Back with the follow vehicle, and all together again, we powered up on snacks, chugged some water, and rolled out on the final 16km drop.
‘This is a why I wanted to come across the valley this way. From here, we can go right to the bottom, and link together many amazing trails.’ said Nicolas.
Then pointing out at the sun, sitting low in the sky, he smiled and added, ‘We should get going.’
And with that, it was game on. Nicolas led, and we did our best to keep up, as he took us down the mountain, from trail to trail, only hitting the road long enough to cross it before dropping back into the next section of single-track. It was glorious as we dipped in and out of the forest cover, giving us the most incredible glimpses of the valley cast in the glow of the setting sun as we descended. And the trails just seemed to get sweeter and sweeter with more flow and speed – it was pure joy, but if I’m honest, it was also shockingly exhausting. My arms were running out of steam, so it was bittersweet when with 6km left, Nicolas got a flat.
The glistening, dust-covered smiling faces of the group said it all as we took a welcomed last breather and soaked in the view. But it was a short reprieve. Nicolas had his tire changed in no time and we were on the home stretch.
The last section was like nothing I could have imagined. It consisted of a deep, narrow canyon-like system of trails, eroded and sculpted by a century or more of use. The walls on either side, at times 20 feet high, were within arms reach much of the time, as you more like ‘surfed’ down them around switchback after switchback, on the soft sandy bottom. I was probably as close as I’ve ever come to experiencing pure elation, on a bike. I didn’t care how much my hands cramped, my arms ached or my back screamed… when we finally came ripping out at the bottom, back on to the road, I wanted to go right back up and do it all over again – every kilometer, every vertical meter of it… And I know I wasn’t the only one. As we all rolled out that last km down into town to the pick up point, there wasn’t much chatter – everyone was quiet. From total exhaustion – sure, but I think more from the feeling of just being totally and completely happy, pure and simple. And that is what I now think down hilling is ultimately about – the honest and intense joy of it. Why would you ever want to spoil that by slogging a DH rig up the mountain…

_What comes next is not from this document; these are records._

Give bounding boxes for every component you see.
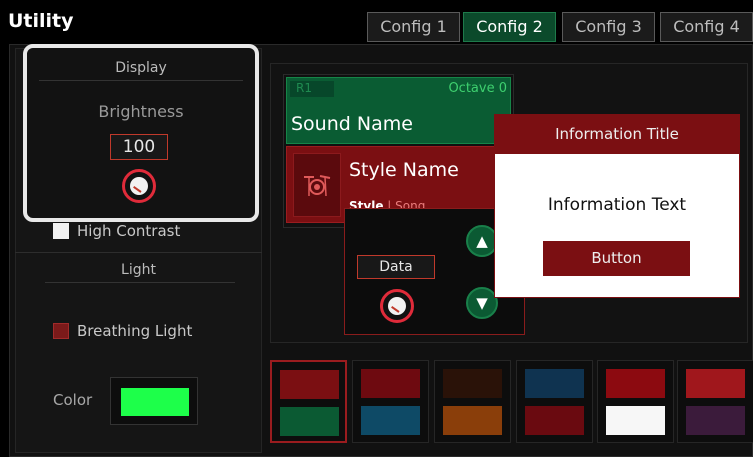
preset-top-swatch <box>443 369 502 398</box>
dialog-title: Information Title <box>495 115 739 154</box>
tab-config-2[interactable]: Config 2 <box>463 12 556 42</box>
color-preset-4[interactable] <box>516 360 593 443</box>
data-field[interactable]: Data <box>357 255 435 279</box>
information-dialog: Information Title Information Text Butto… <box>494 114 740 298</box>
dialog-button[interactable]: Button <box>543 241 690 276</box>
preset-bottom-swatch <box>443 406 502 435</box>
brightness-label: Brightness <box>98 102 184 121</box>
light-title: Light <box>121 262 156 278</box>
light-title-line <box>45 282 235 283</box>
high-contrast-checkbox[interactable] <box>53 223 69 239</box>
display-title: Display <box>115 60 167 76</box>
color-swatch <box>121 388 189 416</box>
tab-config-3[interactable]: Config 3 <box>562 12 655 42</box>
tab-config-1[interactable]: Config 1 <box>367 12 460 42</box>
high-contrast-label: High Contrast <box>77 222 181 240</box>
tab-config-4[interactable]: Config 4 <box>660 12 753 42</box>
dialog-text: Information Text <box>547 195 687 215</box>
display-title-line <box>39 80 243 81</box>
preset-top-swatch <box>525 369 584 398</box>
preset-top-swatch <box>280 370 339 399</box>
sound-name: Sound Name <box>291 113 413 135</box>
app-title: Utility <box>8 10 74 32</box>
preset-top-swatch <box>686 369 745 398</box>
octave-label: Octave 0 <box>448 81 507 96</box>
preset-bottom-swatch <box>361 406 420 435</box>
style-name: Style Name <box>349 159 459 181</box>
color-preset-3[interactable] <box>434 360 511 443</box>
preset-bottom-swatch <box>606 406 665 435</box>
brightness-knob[interactable] <box>122 169 156 203</box>
preset-bottom-swatch <box>686 406 745 435</box>
color-preset-5[interactable] <box>597 360 674 443</box>
color-picker[interactable] <box>110 377 198 425</box>
display-section: Display Brightness 100 <box>23 44 259 222</box>
brightness-value[interactable]: 100 <box>110 134 168 160</box>
knob-indicator <box>391 306 400 313</box>
preset-bottom-swatch <box>525 406 584 435</box>
color-preset-2[interactable] <box>352 360 429 443</box>
color-preset-1[interactable] <box>270 360 347 443</box>
triangle-up-icon: ▲ <box>476 232 488 250</box>
breathing-light-label: Breathing Light <box>77 322 193 340</box>
breathing-light-checkbox[interactable] <box>53 323 69 339</box>
data-knob[interactable] <box>380 289 414 323</box>
preset-top-swatch <box>606 369 665 398</box>
color-label: Color <box>53 391 93 409</box>
knob-indicator <box>133 186 142 193</box>
top-bar: Utility Config 1 Config 2 Config 3 Confi… <box>0 0 753 44</box>
sound-block[interactable]: R1 Octave 0 Sound Name <box>286 77 511 144</box>
triangle-down-icon: ▼ <box>476 294 488 312</box>
drum-kit-icon <box>293 153 341 217</box>
color-preset-6[interactable] <box>677 360 753 443</box>
section-divider <box>15 252 262 253</box>
preset-top-swatch <box>361 369 420 398</box>
preset-bottom-swatch <box>280 407 339 436</box>
part-badge: R1 <box>290 81 334 97</box>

We ended the day off with a few well-earned ice cold Aguilas, and Club Columbia Rojos.
So, after decades of mountain biking, that was my first ‘real’ downhill experience. Not too shabby if you ask me. But was it good enough to convert this old XC racer? Well, let’s just say I’ve already started planning where my 2nd downhill experience will take me.
BIG thank you to Nicolas and David, our excellent tour guides, to the San Gil Tour Company and Colombian Bike Junkies, for a fantastic, fun, safe, well-organized and supported day out on the bikes.
And thank you too, to Bojan, Gerry, Grady and Tamar. I’d ride with any of you, anywhere.